Depremin 2. yılı dolayısıyla Dokuz Eylül Üniversitesi Deprem Araştırma ve Uygulama Merkezi öncülüğünde "İzmir Deprem Çalıştayı" düzenlendi. Programa çevrim içi katılan TÜBİTAK Başkanı Prof. Dr. Hasan Mandal, burada İzmir depreminden sonra da yürüttükleri önemli çalışmalar hakkında bilgi verdi. Depremden 24 saat sonra hayata geçirilen bir destek programı geliştirdiklerini kaydeden Mandal, bunu ilk kez İzmir depremi sonrasında uyguladıklarını ve bu kapsamda 9 üniversiteden 30’a yakın araştırmacıya destek verdiklerini kaydetti.
TÜBİTAK MAM Araştırma gemisi ile yapılan araştırma seferlerine de atıfta bulunan Mandal, kendi araştırma gemimiz ile ilk kez uluslararası sularda araştırma yapıldığına vurgu yaptı.
Bilgilerin dönemsel olarak paylaşılması amacıyla geçen yıl çevrimiçi olarak yapılan deprem konferansının önemli bir kesime ulaştığını kaydeden TÜBİTAK Başkanı, bu yıl hem farkındalığı artırmak hem de bilim temelli çözüm bulabilmek amacıyla yeniden Kasım ayında bir konferans düzenleneceğini açıkladı.
“Depremin merkezi, şiddeti ve derinliği anlamında çözümlenebilmesi için olay anında gözlem yapılması ve geçmiş verilerle birlikte bir değerlendirme gerçekleştirilebilmesi gerekmekte.

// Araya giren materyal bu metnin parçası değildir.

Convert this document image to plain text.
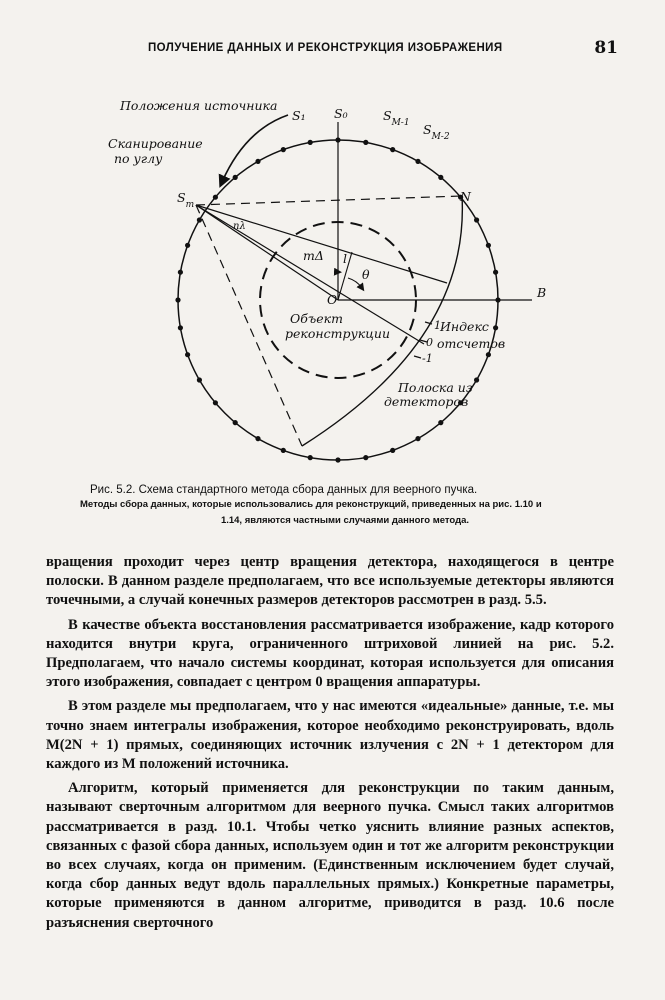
ПОЛУЧЕНИЕ ДАННЫХ И РЕКОНСТРУКЦИЯ ИЗОБРАЖЕНИЯ	81
Положения источника
Сканирование
по углу
S₁ S₀	$S_{M-1}$ $S_{M-2}$
$S_m$
N
B
O
l
θ
mΔ
nλ
Объект
реконструкции
1 Индекс
0 отсчетов
-1
Полоска из
детекторов
Рис. 5.2. Схема стандартного метода сбора данных для веерного пучка.
Методы сбора данных, которые использовались для реконструкций, приведенных на рис. 1.10 и
1.14, являются частными случаями данного метода.

вращения проходит через центр вращения детектора, находящегося в центре полоски. В данном разделе предполагаем, что все используемые детекторы являются точечными, а случай конечных размеров детекторов рассмотрен в разд. 5.5.

В качестве объекта восстановления рассматривается изображение, кадр которого находится внутри круга, ограниченного штриховой линией на рис. 5.2. Предполагаем, что начало системы координат, которая используется для описания этого изображения, совпадает с центром 0 вращения аппаратуры.

В этом разделе мы предполагаем, что у нас имеются «идеальные» данные, т.е. мы точно знаем интегралы изображения, которое необходимо реконструировать, вдоль M(2N + 1) прямых, соединяющих источник излучения с 2N + 1 детектором для каждого из M положений источника.

Алгоритм, который применяется для реконструкции по таким данным, называют сверточным алгоритмом для веерного пучка. Смысл таких алгоритмов рассматривается в разд. 10.1. Чтобы четко уяснить влияние разных аспектов, связанных с фазой сбора данных, используем один и тот же алгоритм реконструкции во всех случаях, когда он применим. (Единственным исключением будет случай, когда сбор данных ведут вдоль параллельных прямых.) Конкретные параметры, которые применяются в данном алгоритме, приводится в разд. 10.6 после разъяснения сверточного
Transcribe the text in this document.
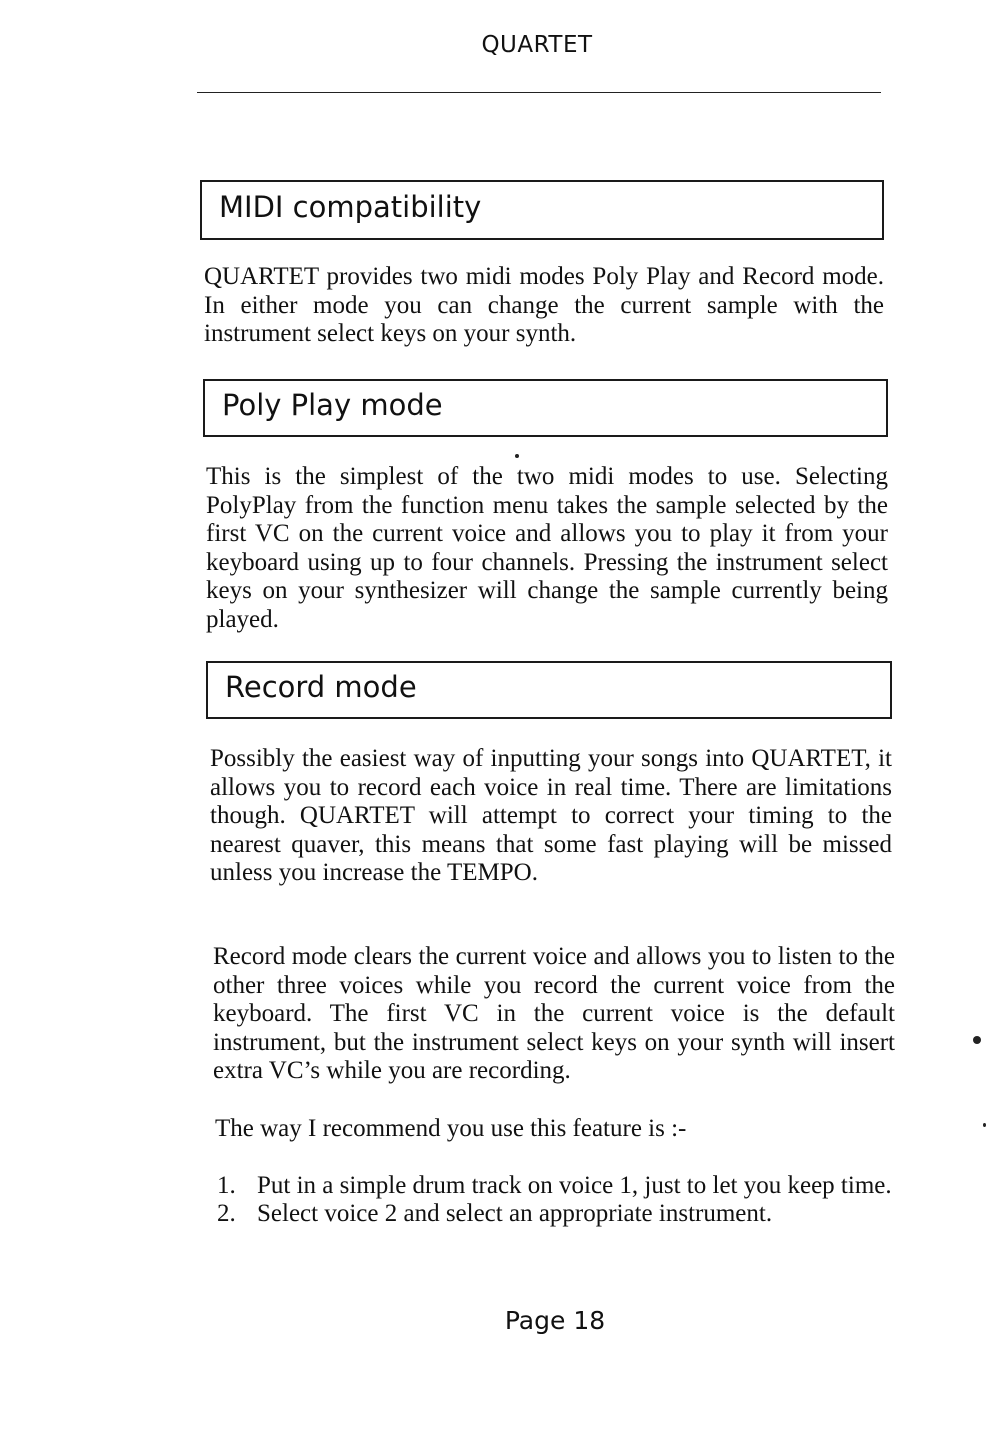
QUARTET
MIDI compatibility

QUARTET provides two midi modes Poly Play and Record mode. In either mode you can change the current sample with the instrument select keys on your synth.

Poly Play mode

This is the simplest of the two midi modes to use. Selecting PolyPlay from the function menu takes the sample selected by the first VC on the current voice and allows you to play it from your keyboard using up to four channels. Pressing the instrument select keys on your synthesizer will change the sample currently being played.

Record mode

Possibly the easiest way of inputting your songs into QUARTET, it allows you to record each voice in real time. There are limitations though. QUARTET will attempt to correct your timing to the nearest quaver, this means that some fast playing will be missed unless you increase the TEMPO.

Record mode clears the current voice and allows you to listen to the other three voices while you record the current voice from the keyboard. The first VC in the current voice is the default instrument, but the instrument select keys on your synth will insert extra VC’s while you are recording.

The way I recommend you use this feature is :-

1. Put in a simple drum track on voice 1, just to let you keep time.
2. Select voice 2 and select an appropriate instrument.
Page 18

Deprem araştırmaları alanında destek verdiğimiz projeleri çok yakından takip ediyoruz.” diyen Mandal, “Sanal konferans ile TÜBİTAK olarak deprem konusunda alacağımız önlemleri gözden geçireceğiz” açıklamasında bulundu.
Gelecek odaklı bakıldığı zaman konuyu yenilikçi yaklaşımla ele almanın gerekliliğine vurgu yapan Mandal, çok disiplinli çalışmaların önemine değindi, temel bilimler kadar sosyal ve beşeri bilimlerin gerekliliğinin öneminin altını çizdi.
Düzenlenen toplantının çok kıymetli olduğunu belirten Mandal, “Toplantı çıktılarını kendi süreçlerimizde değerlendirerek gelecek için bilimsel temelli noktada üzerimize düşeni yapmaya hazırız.” değerlendirmelerinde bulundu.